Netrix: Understanding your network privacy
Netrix is a network information tool that shows you what websites and services can see about your connection. It detects your public IP, determines your location, identifies if you’re using a VPN or Tor, and assesses potential privacy leaks.
What It Shows You
When you connect to the internet, servers see information about your connection. Your public IP address, your approximate location based on that IP, your ISP, and sometimes details about your network setup. Netrix gathers this information and presents it in one place.
The app checks if you’re using a VPN or Tor network by analyzing your connection characteristics. It examines your ISP name, organization details, and compares them against known patterns for VPN providers and Tor nodes. This helps verify that your privacy tools are actually working.
Local network information shows your device’s interfaces, local IP addresses, and connection details. This is useful for troubleshooting network issues or understanding your local network setup.
Why This Exists
VPNs and Tor are supposed to hide your real IP and location. But sometimes they leak information through DNS queries, WebRTC, or misconfiguration. Sometimes they don’t connect properly and you think you’re protected when you’re not.
Netrix tells you what the internet actually sees. If you’re using a VPN and the app shows your real location, something’s wrong. If it detects a VPN provider when you expect it to, your connection is working as intended.
This isn’t a comprehensive privacy audit tool. It won’t catch every possible leak or vulnerability. But it handles the basics: confirming your IP is what you expect, verifying VPN/Tor detection, and showing your general network status.
How Detection Works
VPN detection analyzes several characteristics. It looks at your ISP name and organization for patterns that match known VPN providers. Terms like “VPN,” “Proxy,” or specific provider names trigger detection. The app also checks if your connection comes from a hosting provider rather than a residential ISP, which often indicates VPN or proxy use.
Tor detection works similarly. It checks organization names for Tor-related identifiers, validates against the Tor Project’s API when available, and compares your connection against a database of known Tor network ASNs (Autonomous System Numbers).

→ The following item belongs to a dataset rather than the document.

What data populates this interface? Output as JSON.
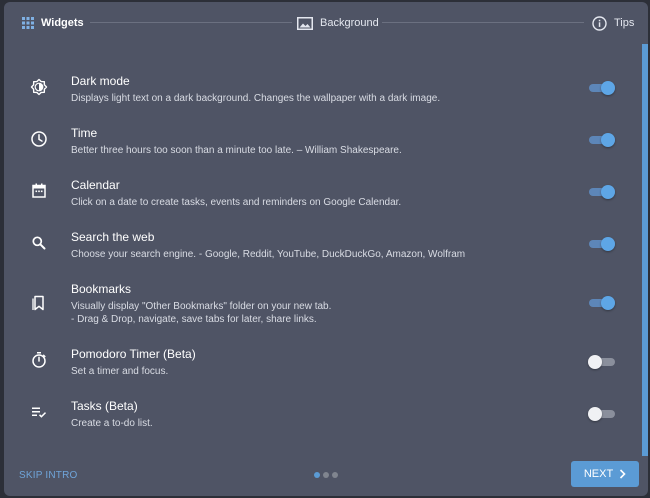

These methods aren’t perfect. Some VPNs don’t advertise themselves in their ISP information. Some residential ISPs might trigger false positives if their naming happens to match common patterns. But the combination of checks catches most standard VPN and Tor usage.
Screenshots

Custom IP Lookup Providers
The app uses third-party IP lookup services to gather network information. By default, it includes several reliable providers. You can add your own if you prefer different services or need specific information those services provide.

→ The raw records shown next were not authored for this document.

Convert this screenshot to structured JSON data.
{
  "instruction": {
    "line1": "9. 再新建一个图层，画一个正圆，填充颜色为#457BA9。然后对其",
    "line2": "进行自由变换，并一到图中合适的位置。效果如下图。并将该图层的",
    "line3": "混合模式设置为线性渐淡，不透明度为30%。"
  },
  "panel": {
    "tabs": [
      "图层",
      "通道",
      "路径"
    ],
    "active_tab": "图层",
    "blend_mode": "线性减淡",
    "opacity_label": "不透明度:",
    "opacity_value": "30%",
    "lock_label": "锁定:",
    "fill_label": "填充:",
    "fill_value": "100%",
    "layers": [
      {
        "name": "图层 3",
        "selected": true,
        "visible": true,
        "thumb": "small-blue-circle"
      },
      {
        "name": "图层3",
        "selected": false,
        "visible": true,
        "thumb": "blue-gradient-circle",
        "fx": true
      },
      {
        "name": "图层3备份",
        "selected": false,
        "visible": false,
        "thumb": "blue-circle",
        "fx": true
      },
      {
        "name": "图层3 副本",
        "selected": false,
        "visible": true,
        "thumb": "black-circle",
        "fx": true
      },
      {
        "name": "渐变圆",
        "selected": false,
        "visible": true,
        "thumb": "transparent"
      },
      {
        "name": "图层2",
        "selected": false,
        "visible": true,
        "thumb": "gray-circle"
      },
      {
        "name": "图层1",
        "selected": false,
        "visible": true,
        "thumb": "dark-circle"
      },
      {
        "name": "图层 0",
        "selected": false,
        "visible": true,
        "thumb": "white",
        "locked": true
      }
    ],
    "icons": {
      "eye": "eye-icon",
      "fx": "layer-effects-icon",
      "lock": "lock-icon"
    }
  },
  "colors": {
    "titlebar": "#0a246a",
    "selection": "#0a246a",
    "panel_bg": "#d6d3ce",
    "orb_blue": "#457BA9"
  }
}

Custom providers let you query APIs that return specialized data or that you trust more than the defaults. The app expects JSON responses with standard fields for IP, location, ISP, and organization information.
Adding a provider means specifying its API endpoint. The app handles the request and parses the response according to common JSON structures used by IP lookup services.
Privacy Approach
All processing happens on your device. The app makes requests to IP lookup services to gather information, but it doesn’t send your data to any servers I control. There’s no analytics, no tracking, no server-side logging.
The third-party IP lookup services you query will see your request and could log it. That’s inherent to how IP lookup works - you’re asking them to tell you information about your connection. Choose providers you trust or run your own IP lookup service if you want complete control.
Local network information comes directly from your device’s network interfaces. This data never leaves your device.
Platform Support
Netrix runs on Android, iOS, and web. The core functionality works identically across all platforms since network information gathering uses the same underlying principles regardless of platform.
Web deployment means you can check your network status from any browser without installing an app. The tradeoff is that browsers limit some local network information access for security reasons.
Technical Implementation
The app uses Flutter with Material Design 3 for the interface. Network requests go through the HTTP package. State management uses StatefulWidget with AutomaticKeepAliveClientMixin to maintain state during navigation. Local storage through SharedPreferences keeps your custom provider configurations.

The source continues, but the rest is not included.